De la même façon, vous nous soumettez un projet de loi qui n’est que l’acte confirmatif d’un vaste projet de réorganisation du sport de haut niveau dont nous n’avons pas eu à connaître. En supprimant, par le décret du 20 avril 2019, le Centre national pour le développement du sport et en transférant ses ressources, ses biens et obligations à une nouvelle agence, dont le statut juridique est inapproprié pour poursuivre ses missions, vous nous soumettez à un impératif fort peu respectueux des droits du Parlement et, singulièrement, de la liberté d’appréciation du Sénat.

La loi du 29 octobre 1975, dite loi Mazeaud, fut l’un des outils essentiels de la construction du modèle sportif français. J’en rappelle les objectifs affirmés avec force dans son article 1er : « Le développement de la pratique des activités physiques et sportives, élément fondamental de la culture, constitue une obligation nationale. [...] L’État est responsable de l’enseignement de l’éducation physique et sportive [...]. En liaison avec le mouvement sportif, l’État et les collectivités publiques favorisent la pratique des activités physiques et sportives par tous et à tous les niveaux [...] ».

L’Insep, institué par son article 8, était chargé de l’encadrement du sport de haut niveau. Ses missions étaient alors de participer « à la recherche scientifique fondamentale et appliquée en matière pédagogique, médicale et technique », « à la formation continue de niveau supérieur des enseignants d’éducation physique et sportive, des conseillers techniques et des éducateurs sportifs ainsi que des personnels des services de la jeunesse et des sports », « à l’entraînement des équipes nationales ainsi qu’à la promotion des sportifs de haut niveau ».

L’Agence nationale du sport, telle qu’elle est instituée par l’article 3 du présent projet de loi, semble recevoir dans ses dévolutions une grande partie de toutes ces missions, tant et si bien que monde sportif s’est interrogé sur la place qui serait laissée à l’Insep.

Le Conseil d’État vous a expressément demandé dans son avis de préciser comment l’État, le Gouvernement et votre ministère continueraient de mettre en œuvre les politiques publiques. Il vous a ainsi rappelé les obligations procédant de l’article 20 de la Constitution : « Le Gouvernement détermine et conduit la politique de la Nation ». Afin de satisfaire cette obligation et de ne pas déposséder votre ministère de toutes ses capacités d’action, il vous a proposé de renforcer les moyens de contrôle de l’Agence par l’État et de mieux organiser ses moyens d’intervention en faveur des politiques publiques décidées par le Gouvernement.

Le projet de loi transmis au Sénat a très peu été corrigé pour satisfaire ces demandes du Conseil d’État.
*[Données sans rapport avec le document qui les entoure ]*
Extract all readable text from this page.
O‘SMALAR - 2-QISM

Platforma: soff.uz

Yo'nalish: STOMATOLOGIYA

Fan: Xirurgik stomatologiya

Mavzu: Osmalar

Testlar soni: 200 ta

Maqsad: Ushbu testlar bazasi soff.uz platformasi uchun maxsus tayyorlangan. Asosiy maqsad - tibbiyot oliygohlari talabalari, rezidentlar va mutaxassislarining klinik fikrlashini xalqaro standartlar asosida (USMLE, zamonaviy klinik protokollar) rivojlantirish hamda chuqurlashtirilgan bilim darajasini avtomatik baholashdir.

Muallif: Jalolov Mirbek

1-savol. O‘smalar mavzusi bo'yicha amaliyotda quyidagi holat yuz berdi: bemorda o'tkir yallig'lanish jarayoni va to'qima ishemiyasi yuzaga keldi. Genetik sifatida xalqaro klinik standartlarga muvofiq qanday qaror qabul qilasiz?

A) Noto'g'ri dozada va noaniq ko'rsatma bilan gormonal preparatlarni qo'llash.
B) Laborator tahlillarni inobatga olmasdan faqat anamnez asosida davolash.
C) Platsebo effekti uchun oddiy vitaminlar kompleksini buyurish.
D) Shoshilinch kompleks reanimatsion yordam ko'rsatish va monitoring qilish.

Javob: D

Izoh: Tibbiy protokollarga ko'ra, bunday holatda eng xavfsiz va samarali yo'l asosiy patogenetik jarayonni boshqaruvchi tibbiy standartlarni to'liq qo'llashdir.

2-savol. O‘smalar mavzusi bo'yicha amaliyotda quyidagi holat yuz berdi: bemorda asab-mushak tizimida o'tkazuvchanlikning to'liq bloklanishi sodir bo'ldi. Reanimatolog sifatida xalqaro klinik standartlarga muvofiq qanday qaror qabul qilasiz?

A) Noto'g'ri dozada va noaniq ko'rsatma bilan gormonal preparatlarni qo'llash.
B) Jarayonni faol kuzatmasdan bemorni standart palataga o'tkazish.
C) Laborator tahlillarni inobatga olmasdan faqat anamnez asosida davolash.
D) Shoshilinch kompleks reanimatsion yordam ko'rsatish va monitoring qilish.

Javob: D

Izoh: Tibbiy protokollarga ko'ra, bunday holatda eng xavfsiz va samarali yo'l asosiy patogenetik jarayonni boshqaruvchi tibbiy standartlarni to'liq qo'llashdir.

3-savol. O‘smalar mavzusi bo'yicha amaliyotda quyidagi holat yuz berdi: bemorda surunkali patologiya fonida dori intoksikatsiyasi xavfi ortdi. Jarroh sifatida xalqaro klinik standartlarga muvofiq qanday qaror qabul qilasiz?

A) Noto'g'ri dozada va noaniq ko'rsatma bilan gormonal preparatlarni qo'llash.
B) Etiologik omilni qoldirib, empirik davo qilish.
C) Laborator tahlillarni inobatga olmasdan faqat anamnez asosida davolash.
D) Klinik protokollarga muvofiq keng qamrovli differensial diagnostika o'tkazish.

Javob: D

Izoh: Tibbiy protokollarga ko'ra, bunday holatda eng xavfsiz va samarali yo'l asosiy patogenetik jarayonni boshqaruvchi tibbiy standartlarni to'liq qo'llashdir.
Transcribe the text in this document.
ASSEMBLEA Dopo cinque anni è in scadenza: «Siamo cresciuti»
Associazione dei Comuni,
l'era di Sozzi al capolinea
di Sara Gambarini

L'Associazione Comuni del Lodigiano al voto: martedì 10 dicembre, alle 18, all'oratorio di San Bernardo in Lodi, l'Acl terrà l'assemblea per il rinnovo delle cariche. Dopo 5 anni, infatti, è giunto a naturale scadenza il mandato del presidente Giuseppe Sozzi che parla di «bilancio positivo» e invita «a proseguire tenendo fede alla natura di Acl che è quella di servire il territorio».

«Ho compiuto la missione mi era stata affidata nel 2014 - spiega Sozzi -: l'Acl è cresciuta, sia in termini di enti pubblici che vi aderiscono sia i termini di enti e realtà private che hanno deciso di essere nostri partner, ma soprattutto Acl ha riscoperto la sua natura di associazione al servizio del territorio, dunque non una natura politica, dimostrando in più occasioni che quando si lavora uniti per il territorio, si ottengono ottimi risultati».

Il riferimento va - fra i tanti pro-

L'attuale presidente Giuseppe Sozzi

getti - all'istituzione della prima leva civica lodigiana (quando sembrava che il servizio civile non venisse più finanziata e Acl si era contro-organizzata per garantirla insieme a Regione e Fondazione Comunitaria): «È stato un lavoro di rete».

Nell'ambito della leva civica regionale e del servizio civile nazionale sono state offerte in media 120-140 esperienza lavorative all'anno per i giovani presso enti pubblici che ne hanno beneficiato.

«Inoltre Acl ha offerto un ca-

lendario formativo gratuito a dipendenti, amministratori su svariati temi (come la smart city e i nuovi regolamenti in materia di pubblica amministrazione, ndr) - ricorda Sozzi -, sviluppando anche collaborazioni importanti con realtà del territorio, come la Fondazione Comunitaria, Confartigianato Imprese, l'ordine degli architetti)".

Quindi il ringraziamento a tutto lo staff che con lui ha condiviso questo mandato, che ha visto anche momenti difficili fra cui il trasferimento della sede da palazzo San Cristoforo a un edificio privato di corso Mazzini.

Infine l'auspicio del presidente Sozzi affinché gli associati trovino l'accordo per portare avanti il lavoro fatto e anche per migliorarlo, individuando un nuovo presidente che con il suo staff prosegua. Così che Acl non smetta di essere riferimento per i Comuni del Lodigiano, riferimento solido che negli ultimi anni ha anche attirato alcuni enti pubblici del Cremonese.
C’est ce que vous avez appelé en préalable « travailler avec le Conseil d’État »…

Sur l’initiative de son rapporteur, dont je salue la valeureuse tentative de sauvetage, notre commission a considérablement amendé votre projet pour mieux définir le rôle et l’action de cette nouvelle agence, notamment dans les territoires.

Néanmoins, malgré ces propositions, il demeure légitime de se demander si la forme juridique du groupement d’intérêt public est appropriée pour répondre à ces objectifs ainsi redéfinis.

Il serait plus judicieux de remettre en chantier la grande loi annoncée par votre prédécesseur, Mme Laura Flessel, lors de la présentation du projet de loi relatif à l’organisation des jeux Olympiques, le 20 décembre 2017. Je la cite : « Je souhaite présenter début 2019 » – nous sommes en juillet – « devant le Parlement un projet de loi “sport et société” visant à encourager la pratique pour tous et partout, tout au long de la vie. Une loi pour le sport du quotidien, le sport plaisir, le sport santé, le sport éthique. Une loi qui parle aux gens. À ce texte et à sa préparation, je compte vous associer pleinement. »

Mes chers collègues, pour donner au Gouvernement la faculté d’honorer ses engagements, nous proposons au Sénat de surseoir à l’examen de ce texte en votant en faveur de la motion déposée par le groupe CRCE.